By inspecting the runs.tab file (or any of the other runs.* files) we see that our walkthrough analysis has run ID 1. So we can use this ID to get tables of specific information for that run, such as:
the genomes that were analysed in all runs
pyani report --runs_genomes --formats html,excel,stdout C_blochmannia_ANIm/
the complete set of pairwise comparison results for a single run (listed by comparison)
pyani report --run_results 1 --formats html,excel,stdout C_blochmannia_ANIm/
comparison results as matrices (percentage identity and coverage, number of aligned bases and “similarity errors”, and a Hadamard matrix of identity multiplied by coverage).
pyani report --run_matrices 1 --formats html,excel,stdout C_blochmannia_ANIm/
Attention
The --run_results and --run_matrices options take a single run ID or a comma-separated list of IDs (such as 1,3,4,5,9) as an argument, and will produce output for each specified run ID.
Graphical output¶
Graphical output is obtained by executing the pyani plot subcommand, specifying the output directory and run ID. Optionally, output file formats and the graphics drawing method can be specified.

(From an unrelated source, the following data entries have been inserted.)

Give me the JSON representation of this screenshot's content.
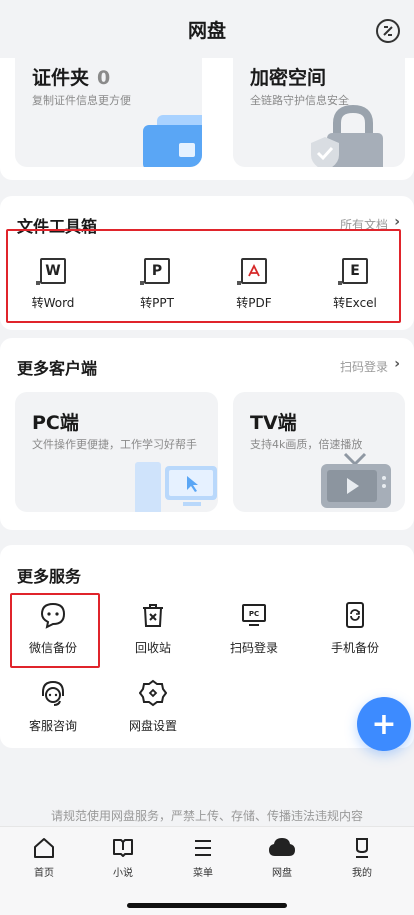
{
  "header": {
    "title": "网盘",
    "icon": "mini-program-icon"
  },
  "top_tiles": [
    {
      "title": "证件夹",
      "count": "0",
      "subtitle": "复制证件信息更方便",
      "icon": "id-card-icon"
    },
    {
      "title": "加密空间",
      "subtitle": "全链路守护信息安全",
      "icon": "lock-icon"
    }
  ],
  "toolbox": {
    "title": "文件工具箱",
    "link": "所有文档",
    "tools": [
      {
        "label": "转Word",
        "glyph": "W",
        "icon": "word-file-icon"
      },
      {
        "label": "转PPT",
        "glyph": "P",
        "icon": "ppt-file-icon"
      },
      {
        "label": "转PDF",
        "glyph": "⅄",
        "icon": "pdf-file-icon"
      },
      {
        "label": "转Excel",
        "glyph": "E",
        "icon": "excel-file-icon"
      }
    ]
  },
  "clients": {
    "title": "更多客户端",
    "link": "扫码登录",
    "tiles": [
      {
        "title": "PC端",
        "subtitle": "文件操作更便捷，工作学习好帮手",
        "icon": "pc-icon"
      },
      {
        "title": "TV端",
        "subtitle": "支持4k画质，倍速播放",
        "icon": "tv-icon"
      }
    ]
  },
  "services": {
    "title": "更多服务",
    "items": [
      {
        "label": "微信备份",
        "icon": "wechat-chat-icon"
      },
      {
        "label": "回收站",
        "icon": "trash-icon"
      },
      {
        "label": "扫码登录",
        "icon": "pc-scan-icon"
      },
      {
        "label": "手机备份",
        "icon": "phone-backup-icon"
      },
      {
        "label": "客服咨询",
        "icon": "headset-icon"
      },
      {
        "label": "网盘设置",
        "icon": "settings-gear-icon"
      }
    ]
  },
  "fab": {
    "label": "+"
  },
  "notice": "请规范使用网盘服务，严禁上传、存储、传播违法违规内容",
  "bottom_nav": [
    {
      "label": "首页",
      "icon": "home-icon"
    },
    {
      "label": "小说",
      "icon": "book-icon"
    },
    {
      "label": "菜单",
      "icon": "menu-icon"
    },
    {
      "label": "网盘",
      "icon": "cloud-icon",
      "active": true
    },
    {
      "label": "我的",
      "icon": "profile-icon"
    }
  ],
  "colors": {
    "accent": "#3d8bff",
    "highlight": "#e0242b",
    "tile_bg": "#f2f3f5"
  }
}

pyani plot --formats png,pdf --method seaborn C_blochmannia_ANIm 1
Supported output methods are:
seabornmpl(matplotlib)plotly
and each generates five plots corresponding to the matrices that pyani report produces:
- percentage identity of aligned regions
- percentage coverage of each genome by aligned regions
- number of aligned bases on each genome
- number of “similarity errors” on each genome
- a Hadamard matrix of percentage identity multiplied by percentage coverage for each comparison
Percentage identity matrix for Candidatus Blochmannia ANIm analysis
Percentage coverage matrix for Candidatus Blochmannia ANIm analysis
Several graphics output formats are available, including .png, .pdf and .svg.